O soffriamo insieme, o perderemo questo mondo

“È chiaro che quando Gregorio fa la lista dei propri peccati, sono peccati che certamente non lo riguardano – aggiunge – ma se ne sente responsabile”. Responsabilità: una parola che si deduce dal Vangelo di oggi (Mt 25, 31-46) laddove Gesù si fa in un certo senso aiutare da ciascuno per offrire il sacrificio suo per tutta l’umanità (…lo avete fatto a me…). “È concetto di una modernità straordinaria”, rimarca il prefetto auspicando che molti uomini di spirito e teologi si facciano ispirare da questa parola per capire che “o soffriamo insieme, o siamo solidali insieme o perderemo questo mondo”.

Non è spiritualità melensa ma forza di appartenenza all’umanità

Narek si affida al Signore chiedendogli di ascoltare la preghiera per i suoi nemici, ‘perché tu hai pregato per i tuoi nemici – supplica – e io se prego per i miei nemici divento simile a te’. “Qui non si tratta di una spiritualità melensa o zuccherosa che serve semplicemente a consolare i popoli.

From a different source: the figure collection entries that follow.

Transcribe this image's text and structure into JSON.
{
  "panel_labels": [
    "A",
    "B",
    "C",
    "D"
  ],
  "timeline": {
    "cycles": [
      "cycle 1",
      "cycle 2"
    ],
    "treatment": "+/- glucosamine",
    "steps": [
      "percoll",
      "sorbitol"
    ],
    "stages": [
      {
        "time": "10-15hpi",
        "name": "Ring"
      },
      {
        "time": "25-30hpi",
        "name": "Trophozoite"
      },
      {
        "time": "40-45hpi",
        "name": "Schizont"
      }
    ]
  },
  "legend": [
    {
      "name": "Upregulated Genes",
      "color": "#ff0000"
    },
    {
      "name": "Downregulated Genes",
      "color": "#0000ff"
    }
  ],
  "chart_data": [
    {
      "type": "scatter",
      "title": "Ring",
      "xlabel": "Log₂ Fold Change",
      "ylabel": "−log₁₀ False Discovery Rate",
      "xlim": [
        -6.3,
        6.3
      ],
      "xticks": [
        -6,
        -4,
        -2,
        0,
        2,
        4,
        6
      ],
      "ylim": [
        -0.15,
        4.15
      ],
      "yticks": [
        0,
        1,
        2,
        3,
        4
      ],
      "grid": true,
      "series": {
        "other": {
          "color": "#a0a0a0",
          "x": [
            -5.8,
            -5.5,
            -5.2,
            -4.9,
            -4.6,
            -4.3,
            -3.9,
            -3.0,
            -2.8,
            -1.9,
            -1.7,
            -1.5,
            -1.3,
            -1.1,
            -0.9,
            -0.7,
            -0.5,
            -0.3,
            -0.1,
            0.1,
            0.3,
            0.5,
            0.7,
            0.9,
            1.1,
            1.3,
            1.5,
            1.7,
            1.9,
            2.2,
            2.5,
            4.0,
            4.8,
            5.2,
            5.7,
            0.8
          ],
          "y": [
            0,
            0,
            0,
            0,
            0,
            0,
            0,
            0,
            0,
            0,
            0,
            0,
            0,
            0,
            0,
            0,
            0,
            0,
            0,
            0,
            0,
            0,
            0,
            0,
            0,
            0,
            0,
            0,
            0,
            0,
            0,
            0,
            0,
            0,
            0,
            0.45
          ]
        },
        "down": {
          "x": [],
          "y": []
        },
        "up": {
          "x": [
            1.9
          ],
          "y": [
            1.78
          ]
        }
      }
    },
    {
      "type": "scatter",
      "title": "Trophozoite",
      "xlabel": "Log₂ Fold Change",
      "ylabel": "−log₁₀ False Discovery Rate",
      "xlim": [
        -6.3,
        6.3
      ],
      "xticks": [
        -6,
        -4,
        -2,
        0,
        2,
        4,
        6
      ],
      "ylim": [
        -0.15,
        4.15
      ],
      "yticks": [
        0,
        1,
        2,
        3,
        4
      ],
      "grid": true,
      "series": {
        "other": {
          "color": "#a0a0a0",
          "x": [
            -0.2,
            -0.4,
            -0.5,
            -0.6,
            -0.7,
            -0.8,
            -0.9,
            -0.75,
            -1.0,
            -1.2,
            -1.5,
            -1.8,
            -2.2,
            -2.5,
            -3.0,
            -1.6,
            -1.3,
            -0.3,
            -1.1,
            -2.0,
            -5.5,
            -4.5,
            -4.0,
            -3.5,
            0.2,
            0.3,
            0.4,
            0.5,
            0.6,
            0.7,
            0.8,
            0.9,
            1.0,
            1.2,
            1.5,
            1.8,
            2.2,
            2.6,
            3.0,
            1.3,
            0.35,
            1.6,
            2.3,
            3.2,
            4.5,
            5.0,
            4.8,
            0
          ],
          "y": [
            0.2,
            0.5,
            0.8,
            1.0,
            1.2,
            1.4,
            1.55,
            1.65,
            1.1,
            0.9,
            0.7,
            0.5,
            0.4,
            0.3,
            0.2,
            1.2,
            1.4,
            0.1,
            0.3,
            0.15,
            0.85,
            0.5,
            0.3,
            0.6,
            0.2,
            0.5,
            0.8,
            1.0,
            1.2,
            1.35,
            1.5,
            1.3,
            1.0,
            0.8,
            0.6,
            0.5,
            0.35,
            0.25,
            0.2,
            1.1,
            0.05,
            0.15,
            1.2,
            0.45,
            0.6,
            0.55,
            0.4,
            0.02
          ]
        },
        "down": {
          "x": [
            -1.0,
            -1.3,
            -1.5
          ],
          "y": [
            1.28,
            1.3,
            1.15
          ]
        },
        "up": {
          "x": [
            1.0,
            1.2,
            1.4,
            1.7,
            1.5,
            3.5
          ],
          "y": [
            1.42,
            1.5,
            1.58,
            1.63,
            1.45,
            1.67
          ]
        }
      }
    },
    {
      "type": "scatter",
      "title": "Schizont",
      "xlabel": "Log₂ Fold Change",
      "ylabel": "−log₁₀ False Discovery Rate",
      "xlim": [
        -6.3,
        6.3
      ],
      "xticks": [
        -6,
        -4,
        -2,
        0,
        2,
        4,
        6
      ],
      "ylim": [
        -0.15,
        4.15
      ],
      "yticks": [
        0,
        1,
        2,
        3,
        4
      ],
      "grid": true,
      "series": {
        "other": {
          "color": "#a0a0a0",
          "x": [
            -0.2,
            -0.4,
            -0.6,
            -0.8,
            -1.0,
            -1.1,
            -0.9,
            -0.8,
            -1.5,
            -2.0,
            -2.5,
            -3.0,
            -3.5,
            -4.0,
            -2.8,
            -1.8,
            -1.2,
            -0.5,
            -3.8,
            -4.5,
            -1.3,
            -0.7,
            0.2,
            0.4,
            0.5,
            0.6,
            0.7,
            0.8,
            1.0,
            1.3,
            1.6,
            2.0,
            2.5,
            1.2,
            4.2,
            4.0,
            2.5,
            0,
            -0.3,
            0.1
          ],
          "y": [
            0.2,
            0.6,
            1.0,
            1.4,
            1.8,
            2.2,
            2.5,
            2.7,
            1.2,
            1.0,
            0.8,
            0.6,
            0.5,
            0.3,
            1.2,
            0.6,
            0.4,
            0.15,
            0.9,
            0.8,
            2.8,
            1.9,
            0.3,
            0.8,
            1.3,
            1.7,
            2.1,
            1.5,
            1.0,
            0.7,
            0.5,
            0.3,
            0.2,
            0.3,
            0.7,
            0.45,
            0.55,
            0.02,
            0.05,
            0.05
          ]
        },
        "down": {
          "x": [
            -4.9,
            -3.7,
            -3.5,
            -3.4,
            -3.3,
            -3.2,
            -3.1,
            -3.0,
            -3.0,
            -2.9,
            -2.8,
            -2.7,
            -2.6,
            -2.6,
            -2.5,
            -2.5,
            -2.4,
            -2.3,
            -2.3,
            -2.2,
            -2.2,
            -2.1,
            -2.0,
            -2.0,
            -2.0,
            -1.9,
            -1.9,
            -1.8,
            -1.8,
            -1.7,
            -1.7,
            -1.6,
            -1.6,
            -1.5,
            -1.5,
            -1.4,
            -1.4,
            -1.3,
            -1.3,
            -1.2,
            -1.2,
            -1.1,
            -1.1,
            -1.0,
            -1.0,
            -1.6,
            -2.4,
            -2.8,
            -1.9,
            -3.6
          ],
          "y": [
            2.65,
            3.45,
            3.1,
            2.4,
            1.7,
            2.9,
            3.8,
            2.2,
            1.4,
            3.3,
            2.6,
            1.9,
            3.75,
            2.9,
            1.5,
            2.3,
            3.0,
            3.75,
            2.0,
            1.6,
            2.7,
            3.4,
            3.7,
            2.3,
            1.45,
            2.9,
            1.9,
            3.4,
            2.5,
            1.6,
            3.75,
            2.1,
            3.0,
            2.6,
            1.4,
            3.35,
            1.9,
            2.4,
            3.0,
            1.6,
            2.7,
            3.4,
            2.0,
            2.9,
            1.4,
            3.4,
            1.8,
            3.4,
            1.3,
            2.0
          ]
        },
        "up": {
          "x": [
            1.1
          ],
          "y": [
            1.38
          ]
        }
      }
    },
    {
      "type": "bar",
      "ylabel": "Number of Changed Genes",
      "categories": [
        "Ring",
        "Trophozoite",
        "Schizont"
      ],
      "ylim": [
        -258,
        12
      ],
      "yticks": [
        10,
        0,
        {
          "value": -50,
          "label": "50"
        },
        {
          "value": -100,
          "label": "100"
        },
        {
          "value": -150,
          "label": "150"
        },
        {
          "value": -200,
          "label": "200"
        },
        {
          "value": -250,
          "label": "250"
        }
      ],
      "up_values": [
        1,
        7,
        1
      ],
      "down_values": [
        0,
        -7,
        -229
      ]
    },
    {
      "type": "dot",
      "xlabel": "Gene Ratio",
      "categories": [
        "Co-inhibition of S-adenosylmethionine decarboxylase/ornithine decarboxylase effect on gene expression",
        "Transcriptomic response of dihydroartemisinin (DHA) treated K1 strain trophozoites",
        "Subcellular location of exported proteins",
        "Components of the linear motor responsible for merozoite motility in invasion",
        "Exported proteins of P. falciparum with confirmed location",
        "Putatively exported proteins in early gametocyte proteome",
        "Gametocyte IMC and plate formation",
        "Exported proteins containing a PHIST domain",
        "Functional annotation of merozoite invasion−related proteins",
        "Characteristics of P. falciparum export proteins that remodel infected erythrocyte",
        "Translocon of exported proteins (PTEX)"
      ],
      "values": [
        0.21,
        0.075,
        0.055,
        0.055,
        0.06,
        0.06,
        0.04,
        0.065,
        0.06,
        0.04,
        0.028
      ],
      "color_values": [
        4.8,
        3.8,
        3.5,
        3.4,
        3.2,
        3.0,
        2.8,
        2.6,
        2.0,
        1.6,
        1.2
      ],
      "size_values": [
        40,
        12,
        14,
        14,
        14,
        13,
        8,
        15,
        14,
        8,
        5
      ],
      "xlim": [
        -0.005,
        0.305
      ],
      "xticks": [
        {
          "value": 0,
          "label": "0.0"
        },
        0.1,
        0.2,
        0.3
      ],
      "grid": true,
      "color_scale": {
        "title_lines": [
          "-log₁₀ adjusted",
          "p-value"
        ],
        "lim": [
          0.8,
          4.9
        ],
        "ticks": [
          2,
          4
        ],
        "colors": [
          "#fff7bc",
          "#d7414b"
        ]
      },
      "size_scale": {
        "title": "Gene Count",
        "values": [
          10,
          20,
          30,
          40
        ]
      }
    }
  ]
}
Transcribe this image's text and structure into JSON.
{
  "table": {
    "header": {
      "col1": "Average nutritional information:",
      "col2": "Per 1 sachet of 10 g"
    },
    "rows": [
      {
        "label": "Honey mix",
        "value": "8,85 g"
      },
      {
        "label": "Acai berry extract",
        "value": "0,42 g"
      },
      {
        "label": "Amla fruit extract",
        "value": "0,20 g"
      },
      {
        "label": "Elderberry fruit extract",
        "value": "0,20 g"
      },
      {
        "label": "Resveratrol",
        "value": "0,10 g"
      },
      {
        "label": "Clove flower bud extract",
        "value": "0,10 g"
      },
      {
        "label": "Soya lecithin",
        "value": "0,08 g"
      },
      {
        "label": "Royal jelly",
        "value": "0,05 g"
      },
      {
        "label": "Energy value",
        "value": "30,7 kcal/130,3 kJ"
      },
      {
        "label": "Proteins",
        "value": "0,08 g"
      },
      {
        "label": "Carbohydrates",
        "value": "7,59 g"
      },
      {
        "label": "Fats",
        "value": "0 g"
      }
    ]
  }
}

Qui c’è una forza di appartenenza all’umanità che è talmente solidificata da portarci a dire: tutti si salveranno o tutti periranno”, chiosa il presule. L’invocazione è che questo senso di solidarietà salga a Dio e superi le richieste che riconducono invece esclusivamente ai nostri interessi economici, alle nostre industrie, al nostro Paese, a spese degli altri. “Non si va da nessuna parte così. Questo è il Vangelo vissuto, il resto è un egoismo cosmico che è il contrario dell’amore di Dio il quale è finito sulla croce, lui che aveva creato il mondo”.